I got really into the sound of Chet Baker this summer. I went through all the albums; the live sessions from Paris that made me feel like I could be on the Left Bank back in 1960-something; the “lost tapes”, the remastered classics and anything I could find with those smooth-as-butter vocals to get me through the day. But then, it occurred to me– I had no idea who the person was behind the voice (or the trumpet). When you listen to the artist’s iconic rendition of “My Funny Valentine”, it could easily be a woman, and Nina Simone certainly had a deeper voice. It seemed to me that the name “Chet Baker” is a familiar one we think we all know, at the tip of our tongues, and yet the story, is far less known. So today I decided to find out, who was Chet Baker, and what happened that made our memory of this jazz icon so murky?
Chet Baker was born in farm country, Oklahoma, 1929, and the tale of a “James Dean, Sinatra, and Bix, rolled into one” starts out light. He came from a family of musicians, but the first of the Bakers to make a career out of his talent. His mother a pianist who worked in a perfume factory, his father a guitarist who had to quit music for a regular job during the Great Depression.
Baker got his start playing on the West Coast with the Gerry Mulligan Quartet, led by an American saxophonist best known for playing in a light and airy tone, known as “cool jazz”. Together, they performed a rendition of a 1930s show tune, “My Funny Valentine“, with solo vocals by Baker, which became a hit and would be associated with him for the rest of his career.
Upon hearing Chet play for the first time, saxophonist Charlie Parker called his friends Dizzie Gillespe and Miles Davis to tell them: “This little white cat out here is going to give you trouble”.
When Baker’s bandmate Mulligan went to prison on drug charges, Baker continued on his career path, forming a new quartet and releasing popular albums, beating out the likes of Miles Davis at prestigious jazz awards and being named top jazz vocalist by numerous music publications.
He was an icon of West coast jazz when Hollywood came calling in the mid 1950s. Studio heads saw potential in Baker’s chiseled “James Dean” features, and in the fall of 1955, he made his acting debut in the film Hell’s Horizon. He was offered a studio contract, but decided against a movie career, deciding instead to go on the road for an 8 month tour in Europe.
In 1959, Chet was arrested in Pisa, Italy and jailed for drug possession. He’d begun using heroin in the early 1950s according to his musical director, Russ Freeman and had been known to regularly pawn his instruments to get his fix.

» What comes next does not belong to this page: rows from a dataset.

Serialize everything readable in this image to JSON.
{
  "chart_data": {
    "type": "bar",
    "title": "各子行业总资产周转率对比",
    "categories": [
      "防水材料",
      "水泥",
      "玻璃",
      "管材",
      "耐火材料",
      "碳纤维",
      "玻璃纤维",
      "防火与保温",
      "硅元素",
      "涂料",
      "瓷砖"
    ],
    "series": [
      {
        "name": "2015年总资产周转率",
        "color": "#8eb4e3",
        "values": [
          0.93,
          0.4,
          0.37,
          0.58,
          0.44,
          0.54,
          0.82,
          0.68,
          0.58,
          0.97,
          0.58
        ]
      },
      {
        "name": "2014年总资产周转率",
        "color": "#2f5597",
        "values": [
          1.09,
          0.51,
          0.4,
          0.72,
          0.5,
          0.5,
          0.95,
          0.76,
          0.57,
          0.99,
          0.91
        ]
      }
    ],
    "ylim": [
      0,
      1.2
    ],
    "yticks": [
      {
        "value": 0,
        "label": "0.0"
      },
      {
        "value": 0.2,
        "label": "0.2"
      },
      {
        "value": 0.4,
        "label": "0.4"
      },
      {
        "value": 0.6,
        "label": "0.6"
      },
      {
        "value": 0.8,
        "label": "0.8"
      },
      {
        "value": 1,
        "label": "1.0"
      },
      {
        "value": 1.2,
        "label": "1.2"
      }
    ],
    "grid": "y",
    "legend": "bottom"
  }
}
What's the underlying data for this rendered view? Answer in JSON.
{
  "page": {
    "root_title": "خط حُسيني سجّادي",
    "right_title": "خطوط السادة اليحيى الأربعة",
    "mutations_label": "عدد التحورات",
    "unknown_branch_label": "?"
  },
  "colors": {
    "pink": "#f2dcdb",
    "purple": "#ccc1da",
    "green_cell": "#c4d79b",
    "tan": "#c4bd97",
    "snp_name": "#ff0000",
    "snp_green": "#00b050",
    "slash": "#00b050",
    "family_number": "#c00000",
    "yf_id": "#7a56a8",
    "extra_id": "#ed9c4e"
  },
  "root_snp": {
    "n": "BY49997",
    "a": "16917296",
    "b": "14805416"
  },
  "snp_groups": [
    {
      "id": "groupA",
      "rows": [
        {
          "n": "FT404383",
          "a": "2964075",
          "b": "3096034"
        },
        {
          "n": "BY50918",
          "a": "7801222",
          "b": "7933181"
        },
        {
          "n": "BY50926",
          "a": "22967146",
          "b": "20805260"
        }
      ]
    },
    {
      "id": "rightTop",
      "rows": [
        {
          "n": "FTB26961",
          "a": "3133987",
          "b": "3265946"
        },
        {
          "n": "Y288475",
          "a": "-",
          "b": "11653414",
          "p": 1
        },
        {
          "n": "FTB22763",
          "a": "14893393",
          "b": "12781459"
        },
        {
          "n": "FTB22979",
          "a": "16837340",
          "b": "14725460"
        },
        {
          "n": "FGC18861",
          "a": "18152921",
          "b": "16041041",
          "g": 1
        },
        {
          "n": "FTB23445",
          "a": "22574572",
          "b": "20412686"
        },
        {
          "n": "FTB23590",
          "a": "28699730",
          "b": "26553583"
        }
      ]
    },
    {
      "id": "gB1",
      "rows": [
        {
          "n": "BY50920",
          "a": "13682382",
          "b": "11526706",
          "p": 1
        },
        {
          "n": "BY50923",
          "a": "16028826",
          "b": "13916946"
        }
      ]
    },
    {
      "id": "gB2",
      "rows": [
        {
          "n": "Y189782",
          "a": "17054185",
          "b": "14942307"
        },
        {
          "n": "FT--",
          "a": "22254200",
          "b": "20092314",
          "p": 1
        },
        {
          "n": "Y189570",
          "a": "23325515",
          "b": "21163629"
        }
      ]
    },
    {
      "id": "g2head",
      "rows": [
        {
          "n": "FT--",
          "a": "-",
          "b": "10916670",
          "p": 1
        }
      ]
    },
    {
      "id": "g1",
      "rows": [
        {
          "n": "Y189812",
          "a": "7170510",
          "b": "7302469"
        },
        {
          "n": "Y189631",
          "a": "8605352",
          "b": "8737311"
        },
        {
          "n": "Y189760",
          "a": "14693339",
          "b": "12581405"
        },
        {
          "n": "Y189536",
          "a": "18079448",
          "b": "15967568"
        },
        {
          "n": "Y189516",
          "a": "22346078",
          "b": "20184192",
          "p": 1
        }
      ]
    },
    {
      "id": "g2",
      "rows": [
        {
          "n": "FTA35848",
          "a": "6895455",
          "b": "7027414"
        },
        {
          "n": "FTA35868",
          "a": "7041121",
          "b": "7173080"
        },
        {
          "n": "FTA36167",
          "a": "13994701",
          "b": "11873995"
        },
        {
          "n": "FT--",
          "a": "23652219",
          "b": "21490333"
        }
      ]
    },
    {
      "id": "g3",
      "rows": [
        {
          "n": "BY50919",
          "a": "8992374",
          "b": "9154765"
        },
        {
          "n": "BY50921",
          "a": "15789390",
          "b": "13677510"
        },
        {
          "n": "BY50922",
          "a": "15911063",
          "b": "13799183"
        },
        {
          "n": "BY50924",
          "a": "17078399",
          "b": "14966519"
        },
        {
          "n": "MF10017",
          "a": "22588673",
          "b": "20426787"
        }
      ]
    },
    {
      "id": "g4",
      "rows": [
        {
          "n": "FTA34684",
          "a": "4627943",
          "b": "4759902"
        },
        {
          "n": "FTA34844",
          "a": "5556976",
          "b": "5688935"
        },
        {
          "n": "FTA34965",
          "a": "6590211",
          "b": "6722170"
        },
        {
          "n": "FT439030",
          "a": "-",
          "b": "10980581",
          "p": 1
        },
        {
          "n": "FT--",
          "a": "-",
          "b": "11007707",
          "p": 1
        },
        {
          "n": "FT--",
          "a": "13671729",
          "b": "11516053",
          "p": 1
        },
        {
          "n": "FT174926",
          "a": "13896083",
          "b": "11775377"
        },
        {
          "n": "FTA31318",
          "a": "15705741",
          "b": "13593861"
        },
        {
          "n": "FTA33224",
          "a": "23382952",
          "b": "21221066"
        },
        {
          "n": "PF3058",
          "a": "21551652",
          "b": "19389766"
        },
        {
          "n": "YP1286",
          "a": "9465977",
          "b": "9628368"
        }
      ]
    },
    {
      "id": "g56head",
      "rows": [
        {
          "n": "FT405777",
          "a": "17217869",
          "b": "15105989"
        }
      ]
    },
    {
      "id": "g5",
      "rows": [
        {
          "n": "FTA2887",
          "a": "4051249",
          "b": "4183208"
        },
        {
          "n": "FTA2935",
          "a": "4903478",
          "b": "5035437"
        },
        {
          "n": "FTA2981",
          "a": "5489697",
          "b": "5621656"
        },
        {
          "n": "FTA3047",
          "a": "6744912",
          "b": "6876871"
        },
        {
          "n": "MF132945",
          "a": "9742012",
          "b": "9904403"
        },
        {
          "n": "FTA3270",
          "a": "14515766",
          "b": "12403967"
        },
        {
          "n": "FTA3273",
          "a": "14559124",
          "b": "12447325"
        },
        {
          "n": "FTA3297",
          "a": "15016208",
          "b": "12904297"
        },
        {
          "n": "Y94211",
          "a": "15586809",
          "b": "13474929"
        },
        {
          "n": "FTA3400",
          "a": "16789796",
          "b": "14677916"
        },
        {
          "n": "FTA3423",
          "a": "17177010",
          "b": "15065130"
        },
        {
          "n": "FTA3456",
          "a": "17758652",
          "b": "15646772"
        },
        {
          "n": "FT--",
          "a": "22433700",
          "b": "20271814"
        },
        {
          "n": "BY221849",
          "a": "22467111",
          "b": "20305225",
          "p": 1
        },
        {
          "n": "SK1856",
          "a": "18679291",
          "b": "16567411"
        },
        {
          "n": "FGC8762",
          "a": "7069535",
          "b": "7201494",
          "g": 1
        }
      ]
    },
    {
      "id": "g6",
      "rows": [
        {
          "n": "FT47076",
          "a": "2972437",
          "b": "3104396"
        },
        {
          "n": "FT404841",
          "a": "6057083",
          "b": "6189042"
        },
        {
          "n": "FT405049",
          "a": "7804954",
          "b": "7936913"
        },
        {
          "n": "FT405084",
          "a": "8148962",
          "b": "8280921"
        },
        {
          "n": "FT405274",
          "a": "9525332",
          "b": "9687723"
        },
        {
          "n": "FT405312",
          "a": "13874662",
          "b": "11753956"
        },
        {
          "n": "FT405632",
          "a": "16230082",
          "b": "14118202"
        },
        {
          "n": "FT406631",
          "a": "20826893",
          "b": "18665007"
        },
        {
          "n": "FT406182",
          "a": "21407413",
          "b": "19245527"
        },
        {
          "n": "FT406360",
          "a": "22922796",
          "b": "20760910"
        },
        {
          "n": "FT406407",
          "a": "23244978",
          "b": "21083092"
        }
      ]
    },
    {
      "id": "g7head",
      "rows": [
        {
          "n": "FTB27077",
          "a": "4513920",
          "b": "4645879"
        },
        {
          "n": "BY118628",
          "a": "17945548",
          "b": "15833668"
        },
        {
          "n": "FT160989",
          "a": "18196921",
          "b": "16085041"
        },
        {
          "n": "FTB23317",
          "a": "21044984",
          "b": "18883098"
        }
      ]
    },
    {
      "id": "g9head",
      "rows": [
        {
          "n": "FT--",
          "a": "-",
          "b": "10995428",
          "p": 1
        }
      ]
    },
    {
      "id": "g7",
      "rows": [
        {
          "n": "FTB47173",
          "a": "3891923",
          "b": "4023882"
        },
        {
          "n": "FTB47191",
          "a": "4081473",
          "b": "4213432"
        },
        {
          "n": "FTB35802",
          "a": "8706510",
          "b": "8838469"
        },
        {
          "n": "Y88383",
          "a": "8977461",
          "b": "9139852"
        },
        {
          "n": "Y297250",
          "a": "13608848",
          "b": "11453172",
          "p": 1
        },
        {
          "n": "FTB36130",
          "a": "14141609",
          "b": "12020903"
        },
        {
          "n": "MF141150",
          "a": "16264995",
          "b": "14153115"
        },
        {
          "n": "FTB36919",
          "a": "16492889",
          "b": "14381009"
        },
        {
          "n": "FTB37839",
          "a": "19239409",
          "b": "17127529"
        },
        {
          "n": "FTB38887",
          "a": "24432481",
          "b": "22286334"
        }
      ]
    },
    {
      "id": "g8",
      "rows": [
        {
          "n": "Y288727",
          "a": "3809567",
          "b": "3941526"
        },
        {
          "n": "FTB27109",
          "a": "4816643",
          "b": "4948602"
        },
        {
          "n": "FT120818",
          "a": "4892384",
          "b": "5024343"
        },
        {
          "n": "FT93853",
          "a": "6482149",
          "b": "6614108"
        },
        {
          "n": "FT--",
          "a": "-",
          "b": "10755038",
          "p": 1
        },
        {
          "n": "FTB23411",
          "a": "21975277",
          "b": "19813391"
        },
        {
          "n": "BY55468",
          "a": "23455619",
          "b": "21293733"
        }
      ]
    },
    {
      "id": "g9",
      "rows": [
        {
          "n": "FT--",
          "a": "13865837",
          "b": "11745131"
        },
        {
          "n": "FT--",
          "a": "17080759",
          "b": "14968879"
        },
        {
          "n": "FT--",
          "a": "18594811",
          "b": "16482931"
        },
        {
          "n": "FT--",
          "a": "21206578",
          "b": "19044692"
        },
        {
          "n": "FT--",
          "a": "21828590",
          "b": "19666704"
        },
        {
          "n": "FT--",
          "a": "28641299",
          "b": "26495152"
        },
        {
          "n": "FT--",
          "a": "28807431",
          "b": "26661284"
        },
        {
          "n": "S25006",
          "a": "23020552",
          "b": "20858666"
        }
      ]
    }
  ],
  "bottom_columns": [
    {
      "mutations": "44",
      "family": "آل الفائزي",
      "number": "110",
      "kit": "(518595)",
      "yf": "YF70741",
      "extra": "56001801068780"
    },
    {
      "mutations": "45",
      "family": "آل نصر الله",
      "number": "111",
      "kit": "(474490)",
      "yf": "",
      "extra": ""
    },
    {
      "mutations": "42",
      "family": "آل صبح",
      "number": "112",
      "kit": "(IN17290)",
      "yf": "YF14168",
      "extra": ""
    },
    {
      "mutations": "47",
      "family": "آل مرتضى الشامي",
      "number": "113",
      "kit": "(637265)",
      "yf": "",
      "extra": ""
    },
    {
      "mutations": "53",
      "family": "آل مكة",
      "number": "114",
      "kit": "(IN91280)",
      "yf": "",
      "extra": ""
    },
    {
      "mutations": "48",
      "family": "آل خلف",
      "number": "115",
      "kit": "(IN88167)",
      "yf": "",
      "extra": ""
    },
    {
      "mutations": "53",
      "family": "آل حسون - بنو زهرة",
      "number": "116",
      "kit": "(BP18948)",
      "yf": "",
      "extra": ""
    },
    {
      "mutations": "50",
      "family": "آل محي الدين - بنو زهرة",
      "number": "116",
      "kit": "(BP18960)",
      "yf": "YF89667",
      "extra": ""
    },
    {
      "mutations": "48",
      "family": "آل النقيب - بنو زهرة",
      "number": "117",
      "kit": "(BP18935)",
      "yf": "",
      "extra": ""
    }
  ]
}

Arrests for drug-related offences became more frequent in the 1960s and in 1966, Chet was badly beaten in a drug deal gone wrong in a restaurant parking lot in Sausalito, California. The injuries to his mouth and teeth left him unable to play the trumpet. Devastated by the loss of his embouchure, Baker spiralled into a depression and unable to play gigs, ended up working at a gas station.
It was Dizzie Gillespe, legendary American trumpeter, who helped Baker gradually regain his skills and set him on the comeback trail by arranging some gigs in New York City during the early 1970s. After a reunion with Gerry Mulligan at Carnegie Hall, Chet returned to Europe in 1975 where he continued to play alongside the industry’s greatest musicians, while living as a nomad, unable or unwilling to get off drugs.
Although this was considered to be his most prolific era as a recording artist, Baker was a shadow of his former self. His angel-faced Hollywood looks were gone, replaced by ghostly eyes and leathered skin.
Two weeks after one of his most critically-acclaimed live performances in 1988, Chet Baker opened the window of his second-floor hotel room in Amsterdam and ended his life.
“You don’t know what love is, until you’ve learned the meaning of the blues, until you’ve loved a love you’ve had to lose.”
Chet Baker
An Academy Award-nominated 1988 documentary about Baker, Let’s Get Lost, by fashion photographer Bruce Weber, portrays him as a cultural icon of the 1950s, but juxtaposes this with his later image as a drug addict. He is portrayed by Ethan Hawke in the 2015 film Born to Be Blue.
And now I know his story, that otherworldly voice will move me even more.